Indian Drug Maker Hetero Launches Adalimumab Biosimilar, Mabura

January 4, 2018
Samantha DiGrande

Today, Indian drug maker Hetero launched a biosimilar of adalimumab (referenced on Humira, made by AbbVie) to be marketed in India under the name Mabura. This is the fourth biosimilar Hetero has brought to the Indian market.

Today, Indian drug maker Hetero launched a biosimilar of adalimumab (referenced on Humira, made by AbbVie) to be marketed in India under the name Mabura. This is the fourth biosimilar Hetero has brought to the Indian market.

Mabura is an anti-inflammatory medication specific for human tumor necrosis factor (TNF) and is indicated to treat rheumatoid arthritis, psoriatic arthritis, ankylosing spondylitis, Crohn disease, and ulcerative colitis.

Other biosimilars that Hetero has launched include darbepoetin alfa, rituximab, and bevacizumab, all 3 of which were released within 5 years of the inception of the company’s biosimilar development program.

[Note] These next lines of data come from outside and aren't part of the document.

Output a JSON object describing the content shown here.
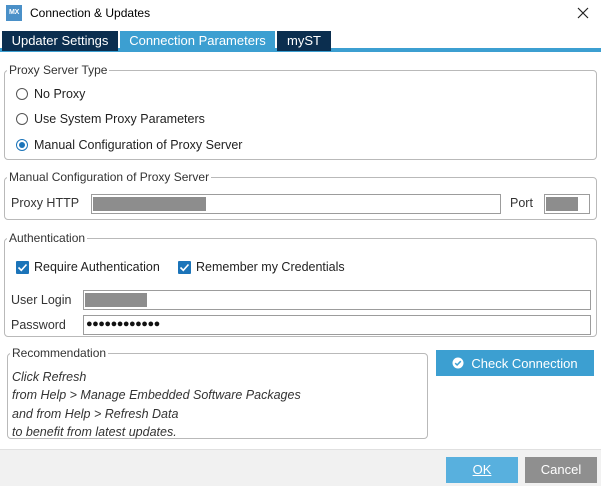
{
  "window": {
    "app_icon_text": "MX",
    "title": "Connection & Updates",
    "close_icon": "close-icon"
  },
  "tabs": [
    {
      "label": "Updater Settings",
      "active": false
    },
    {
      "label": "Connection Parameters",
      "active": true
    },
    {
      "label": "myST",
      "active": false
    }
  ],
  "proxy_server_type": {
    "legend": "Proxy Server Type",
    "options": [
      {
        "label": "No Proxy",
        "selected": false
      },
      {
        "label": "Use System Proxy Parameters",
        "selected": false
      },
      {
        "label": "Manual Configuration of Proxy Server",
        "selected": true
      }
    ]
  },
  "manual_config": {
    "legend": "Manual Configuration of Proxy Server",
    "proxy_http_label": "Proxy HTTP",
    "port_label": "Port"
  },
  "authentication": {
    "legend": "Authentication",
    "require_auth_label": "Require Authentication",
    "require_auth_checked": true,
    "remember_label": "Remember my Credentials",
    "remember_checked": true,
    "user_login_label": "User Login",
    "password_label": "Password",
    "password_value": "●●●●●●●●●●●●"
  },
  "recommendation": {
    "legend": "Recommendation",
    "lines": [
      "Click Refresh",
      "from Help > Manage Embedded Software Packages",
      "and from Help > Refresh Data",
      "to benefit from latest updates."
    ]
  },
  "buttons": {
    "check_connection": "Check Connection",
    "ok": "OK",
    "cancel": "Cancel"
  },
  "colors": {
    "accent": "#3c9fd1",
    "tab_inactive": "#0b2e4f",
    "checkbox": "#1b74b9"
  }
}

Though the biosimilar space is continuously growing and evolving in the United States, it is comparatively well-established in India. According to Generics and Biosimilars Initiative (GaBI), the first “similar biologic” was approved and marketed in India in 2000: 15 years before the first approval in the US.

In an interview with Biosimilar Development, Amy Duval, MRes, senior director of biosimilars at Decision Resources Group (DRG), said “There are more non-innovator biologics in India than in any other country, a lesson in itself about the number of these drugs a market can support. Non-innovator biologics are often misclassified as biosimilars because they share the same international nonproprietary name, but some have differences in amino acid sequences or high levels of impurities, for example. Because they were not required to undergo comparative clinical testing, it is unproven whether they are indeed biosimilar to the originator brand.”

Drug makers in India are fueled and motivated in part by the government’s initiative to offer subsidies to biosimilar manufacturers. An analysis performed by DRG in September 2017 found that more than 40 biosimilars were in clinical development in India, far more than are currently in development in the United States.

Biosimilars have seen such quick approvals in the Indian market due to multiple factors that are inherent to the Indian pharmaceutical space. In the Indian biosimilar sphere, high discounting—at rates over 50% of the originator brand in some cases—has resulted from a lack of public health coverage and the low income of many patients who have to pay out of pocket for treatment. In addition, the patent protection of biologics in India differs significantly from other markets.

Hetero is one of India’s leading generic pharmaceutical companies and is the world’s largest producer of anti-retroviral drugs. The list price of biosimilar Mabura has not yet been released.